Predicting Performance at Ohio High Schools

The Ohio Department of Education recently released new statistics for school performance. The big news surrounding them was the inclusion of letter grades. However, overall letter grades will not go into effect until 2015. Until then, there are still some other overall performance indicators that can be used to evaluate schools.

The Performance Index (PI) is a score computed from standardized test scores. Essentially the higher students perform, the more points the school earns. These are then weighted based on enrollment so that schools are compared on an equal level. Although the PI is computed from test scores, it only looks at each student’s overall performance, not the performance at the subject level. I was curious to see which tests best correlate with PI and also which test scores correlate with each other.

To visualize this, I like to do a quick plot sketch plotting the correlations.
And…I couldn’t stop seeing this:

(Source: Wikimedia, licensed under Creative Commons.)

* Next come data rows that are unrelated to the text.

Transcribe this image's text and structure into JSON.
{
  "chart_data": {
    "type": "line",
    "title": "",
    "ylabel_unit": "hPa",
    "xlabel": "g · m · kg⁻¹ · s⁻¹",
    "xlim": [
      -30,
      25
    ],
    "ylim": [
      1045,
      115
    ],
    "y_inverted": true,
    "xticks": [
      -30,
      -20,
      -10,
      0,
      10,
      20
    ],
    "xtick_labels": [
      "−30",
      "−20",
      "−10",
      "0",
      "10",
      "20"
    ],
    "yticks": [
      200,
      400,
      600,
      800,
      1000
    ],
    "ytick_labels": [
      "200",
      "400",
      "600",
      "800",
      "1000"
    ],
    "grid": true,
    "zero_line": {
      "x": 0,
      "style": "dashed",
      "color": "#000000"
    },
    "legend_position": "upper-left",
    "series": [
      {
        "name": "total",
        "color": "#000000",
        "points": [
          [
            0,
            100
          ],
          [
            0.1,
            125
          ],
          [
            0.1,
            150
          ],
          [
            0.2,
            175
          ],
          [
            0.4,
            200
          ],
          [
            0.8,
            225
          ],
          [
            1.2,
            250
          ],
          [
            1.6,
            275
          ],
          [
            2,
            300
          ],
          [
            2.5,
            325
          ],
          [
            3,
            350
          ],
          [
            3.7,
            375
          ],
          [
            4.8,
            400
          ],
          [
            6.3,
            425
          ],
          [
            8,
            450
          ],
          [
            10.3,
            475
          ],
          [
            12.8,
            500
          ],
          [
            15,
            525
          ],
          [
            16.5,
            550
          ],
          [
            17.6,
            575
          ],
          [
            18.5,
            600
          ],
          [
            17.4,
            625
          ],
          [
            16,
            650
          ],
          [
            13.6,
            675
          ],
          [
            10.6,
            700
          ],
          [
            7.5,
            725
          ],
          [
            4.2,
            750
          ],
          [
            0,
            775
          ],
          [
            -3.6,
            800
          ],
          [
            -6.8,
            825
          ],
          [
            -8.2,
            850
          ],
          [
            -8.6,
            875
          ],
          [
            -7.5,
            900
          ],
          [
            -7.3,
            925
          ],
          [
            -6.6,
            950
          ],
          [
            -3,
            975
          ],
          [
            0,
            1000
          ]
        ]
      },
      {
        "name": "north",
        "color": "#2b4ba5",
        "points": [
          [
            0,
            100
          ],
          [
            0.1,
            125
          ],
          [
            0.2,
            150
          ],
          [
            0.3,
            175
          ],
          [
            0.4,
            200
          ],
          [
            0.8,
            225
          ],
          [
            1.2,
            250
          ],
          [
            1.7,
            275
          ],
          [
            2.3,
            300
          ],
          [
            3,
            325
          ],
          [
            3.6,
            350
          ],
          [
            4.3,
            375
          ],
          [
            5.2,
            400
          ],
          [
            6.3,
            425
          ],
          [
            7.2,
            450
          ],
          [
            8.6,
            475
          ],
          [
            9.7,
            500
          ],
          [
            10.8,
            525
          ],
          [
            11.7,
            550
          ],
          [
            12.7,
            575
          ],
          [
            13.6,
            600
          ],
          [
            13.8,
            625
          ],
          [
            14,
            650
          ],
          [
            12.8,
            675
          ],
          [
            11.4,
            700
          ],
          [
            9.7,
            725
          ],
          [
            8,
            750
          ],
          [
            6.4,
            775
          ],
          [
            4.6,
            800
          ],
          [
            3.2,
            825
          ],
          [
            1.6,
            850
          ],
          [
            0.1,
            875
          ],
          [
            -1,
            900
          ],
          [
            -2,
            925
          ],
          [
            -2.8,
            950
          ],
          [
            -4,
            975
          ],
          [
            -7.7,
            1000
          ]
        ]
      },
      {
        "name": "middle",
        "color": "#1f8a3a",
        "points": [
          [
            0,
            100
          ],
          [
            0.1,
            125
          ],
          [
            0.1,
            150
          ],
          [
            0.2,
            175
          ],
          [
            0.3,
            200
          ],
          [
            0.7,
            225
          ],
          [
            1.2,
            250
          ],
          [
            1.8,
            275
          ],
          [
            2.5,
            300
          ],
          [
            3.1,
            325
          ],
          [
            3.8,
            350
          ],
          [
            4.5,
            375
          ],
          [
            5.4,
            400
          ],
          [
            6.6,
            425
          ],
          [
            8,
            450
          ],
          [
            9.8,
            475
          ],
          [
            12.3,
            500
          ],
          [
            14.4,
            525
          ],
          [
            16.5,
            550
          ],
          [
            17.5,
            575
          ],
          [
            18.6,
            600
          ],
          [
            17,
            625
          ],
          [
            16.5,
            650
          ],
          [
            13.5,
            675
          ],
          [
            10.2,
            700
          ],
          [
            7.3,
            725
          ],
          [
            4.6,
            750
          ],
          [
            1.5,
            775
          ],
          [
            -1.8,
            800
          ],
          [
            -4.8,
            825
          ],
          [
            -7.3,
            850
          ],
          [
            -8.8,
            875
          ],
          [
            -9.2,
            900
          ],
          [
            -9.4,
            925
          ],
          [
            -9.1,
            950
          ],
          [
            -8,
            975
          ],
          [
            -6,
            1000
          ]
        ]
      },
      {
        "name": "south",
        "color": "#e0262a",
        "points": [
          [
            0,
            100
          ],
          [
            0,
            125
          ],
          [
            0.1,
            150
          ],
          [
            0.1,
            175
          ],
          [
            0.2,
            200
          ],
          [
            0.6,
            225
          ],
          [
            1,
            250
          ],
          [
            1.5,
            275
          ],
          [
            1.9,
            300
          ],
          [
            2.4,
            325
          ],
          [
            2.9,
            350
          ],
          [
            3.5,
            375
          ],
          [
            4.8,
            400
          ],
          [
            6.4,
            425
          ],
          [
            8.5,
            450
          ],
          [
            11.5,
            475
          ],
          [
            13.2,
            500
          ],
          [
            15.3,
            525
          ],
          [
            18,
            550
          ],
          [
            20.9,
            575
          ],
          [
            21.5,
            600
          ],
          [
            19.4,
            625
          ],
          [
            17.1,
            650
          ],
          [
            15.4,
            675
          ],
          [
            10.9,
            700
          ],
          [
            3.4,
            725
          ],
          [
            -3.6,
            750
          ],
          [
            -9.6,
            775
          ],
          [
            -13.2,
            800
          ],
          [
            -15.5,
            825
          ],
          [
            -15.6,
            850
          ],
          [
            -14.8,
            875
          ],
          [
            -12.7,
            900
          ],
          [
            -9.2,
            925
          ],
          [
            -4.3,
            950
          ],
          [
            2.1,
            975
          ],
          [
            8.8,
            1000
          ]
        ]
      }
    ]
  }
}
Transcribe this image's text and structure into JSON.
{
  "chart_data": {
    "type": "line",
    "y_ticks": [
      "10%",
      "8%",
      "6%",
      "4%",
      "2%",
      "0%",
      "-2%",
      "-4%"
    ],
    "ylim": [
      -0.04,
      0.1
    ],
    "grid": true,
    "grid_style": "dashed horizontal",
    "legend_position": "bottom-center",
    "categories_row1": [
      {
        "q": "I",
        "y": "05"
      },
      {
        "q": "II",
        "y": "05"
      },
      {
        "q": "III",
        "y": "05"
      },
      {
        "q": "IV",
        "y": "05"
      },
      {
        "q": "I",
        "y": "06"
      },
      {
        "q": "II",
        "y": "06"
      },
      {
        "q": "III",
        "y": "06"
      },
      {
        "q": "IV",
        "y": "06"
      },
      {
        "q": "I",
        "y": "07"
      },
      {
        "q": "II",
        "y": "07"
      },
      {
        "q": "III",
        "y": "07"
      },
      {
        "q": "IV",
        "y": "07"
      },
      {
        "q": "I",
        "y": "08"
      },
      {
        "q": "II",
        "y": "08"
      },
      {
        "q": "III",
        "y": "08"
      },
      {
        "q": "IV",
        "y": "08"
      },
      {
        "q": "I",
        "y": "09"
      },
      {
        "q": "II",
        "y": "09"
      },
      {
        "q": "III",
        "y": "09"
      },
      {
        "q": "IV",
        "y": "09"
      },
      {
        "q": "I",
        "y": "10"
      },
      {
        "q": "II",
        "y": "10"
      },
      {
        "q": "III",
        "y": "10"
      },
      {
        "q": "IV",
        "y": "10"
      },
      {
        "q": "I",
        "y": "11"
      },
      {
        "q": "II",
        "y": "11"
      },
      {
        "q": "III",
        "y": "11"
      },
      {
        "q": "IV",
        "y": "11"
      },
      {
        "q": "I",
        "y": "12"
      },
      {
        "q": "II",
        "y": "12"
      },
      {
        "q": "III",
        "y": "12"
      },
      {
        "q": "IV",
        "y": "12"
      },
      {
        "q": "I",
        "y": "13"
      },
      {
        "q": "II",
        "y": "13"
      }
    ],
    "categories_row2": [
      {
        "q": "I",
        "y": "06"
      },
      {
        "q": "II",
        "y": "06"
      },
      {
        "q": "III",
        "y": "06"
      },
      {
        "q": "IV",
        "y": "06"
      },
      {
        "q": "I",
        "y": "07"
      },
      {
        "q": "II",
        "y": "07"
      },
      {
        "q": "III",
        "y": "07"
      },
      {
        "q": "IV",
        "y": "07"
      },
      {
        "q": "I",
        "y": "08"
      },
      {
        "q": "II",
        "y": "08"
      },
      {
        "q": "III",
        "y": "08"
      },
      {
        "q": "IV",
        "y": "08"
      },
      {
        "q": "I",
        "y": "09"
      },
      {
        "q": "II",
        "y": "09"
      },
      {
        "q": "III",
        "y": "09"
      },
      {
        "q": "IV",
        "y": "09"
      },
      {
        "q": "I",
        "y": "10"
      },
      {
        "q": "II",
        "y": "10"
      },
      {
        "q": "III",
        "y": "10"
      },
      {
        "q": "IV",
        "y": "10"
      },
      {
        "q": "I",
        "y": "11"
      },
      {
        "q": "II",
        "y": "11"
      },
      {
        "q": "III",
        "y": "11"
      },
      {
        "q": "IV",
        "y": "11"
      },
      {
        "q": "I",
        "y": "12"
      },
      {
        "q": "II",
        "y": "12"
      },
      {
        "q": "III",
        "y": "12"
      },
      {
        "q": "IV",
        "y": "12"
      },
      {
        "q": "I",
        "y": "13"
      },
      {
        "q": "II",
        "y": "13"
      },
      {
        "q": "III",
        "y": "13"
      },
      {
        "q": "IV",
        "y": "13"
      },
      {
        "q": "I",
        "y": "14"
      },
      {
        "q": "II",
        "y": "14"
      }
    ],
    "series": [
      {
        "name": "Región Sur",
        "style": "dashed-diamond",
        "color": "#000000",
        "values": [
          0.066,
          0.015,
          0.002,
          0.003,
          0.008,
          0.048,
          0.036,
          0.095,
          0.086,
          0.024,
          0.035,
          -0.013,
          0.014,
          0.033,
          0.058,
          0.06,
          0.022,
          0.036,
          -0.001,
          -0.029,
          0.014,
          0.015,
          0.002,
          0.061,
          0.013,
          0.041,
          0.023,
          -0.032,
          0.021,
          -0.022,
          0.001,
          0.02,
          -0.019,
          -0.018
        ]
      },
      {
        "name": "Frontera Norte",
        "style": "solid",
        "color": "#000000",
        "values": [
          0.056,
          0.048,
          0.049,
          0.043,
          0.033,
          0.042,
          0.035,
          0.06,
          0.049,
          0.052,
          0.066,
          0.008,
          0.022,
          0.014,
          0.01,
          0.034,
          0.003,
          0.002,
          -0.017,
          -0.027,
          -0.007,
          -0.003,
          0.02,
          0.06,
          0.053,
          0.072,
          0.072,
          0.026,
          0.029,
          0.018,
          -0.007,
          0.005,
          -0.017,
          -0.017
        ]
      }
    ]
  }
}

So because of how uninteresting the sketch was, I made a table of the Pearson correlations.

 Perf. Index Reading Math Writing Soc. Studies Science Perf. Index 1.00 0.94 0.96 0.92 0.97 0.98 Reading 0.94 1.00 0.92 0.89 0.90 0.93 Math 0.96 0.92 1.00 0.88 0.93 0.95 Writing 0.92 0.89 0.88 1.00 0.89 0.88 Soc. Studies 0.97 0.90 0.93 0.89 1.00 0.95 Science 0.98 0.93 0.95 0.88 0.95 1.00

It is interesting that science and social studies correlate the most with the performance index, when math and reading scores are the only ones that count towards the “Progress” goal [PDF]. My armchair guess here is that schools who perform well have more time to focus on social studies and science whereas schools that perform worse must focus more time on math and reading.

Of course there are other factors that can describe a school’s performance. I wanted to see which of those are good predictors of the PI.

Unsurprisingly, a linear model combining several variables was very good at predicting the PI. Specifically, a model combining average ACT score, graduation rate, average SAT score, attendance, ACT participation, SAT participation, Advanced Placement participation, and enrollment was accurate within ±1.95 points on average. But, I thought it was interesting how successful some of the individual variables were at predicting performance. This chart shows each individual variable’s success compared to the best fit model:

This is a good example of correlation and not causation. It is unlikely that any of these factors cause success. Rather, there are likely underlying issues that cause high performance across the board. While school performance data is important for communities to see, I believe that the Department of Education should also consider including some of those potentially causal data points on their reports. Knowledge about what makes good schools good and bad schools bad is critical if we hope to improve education.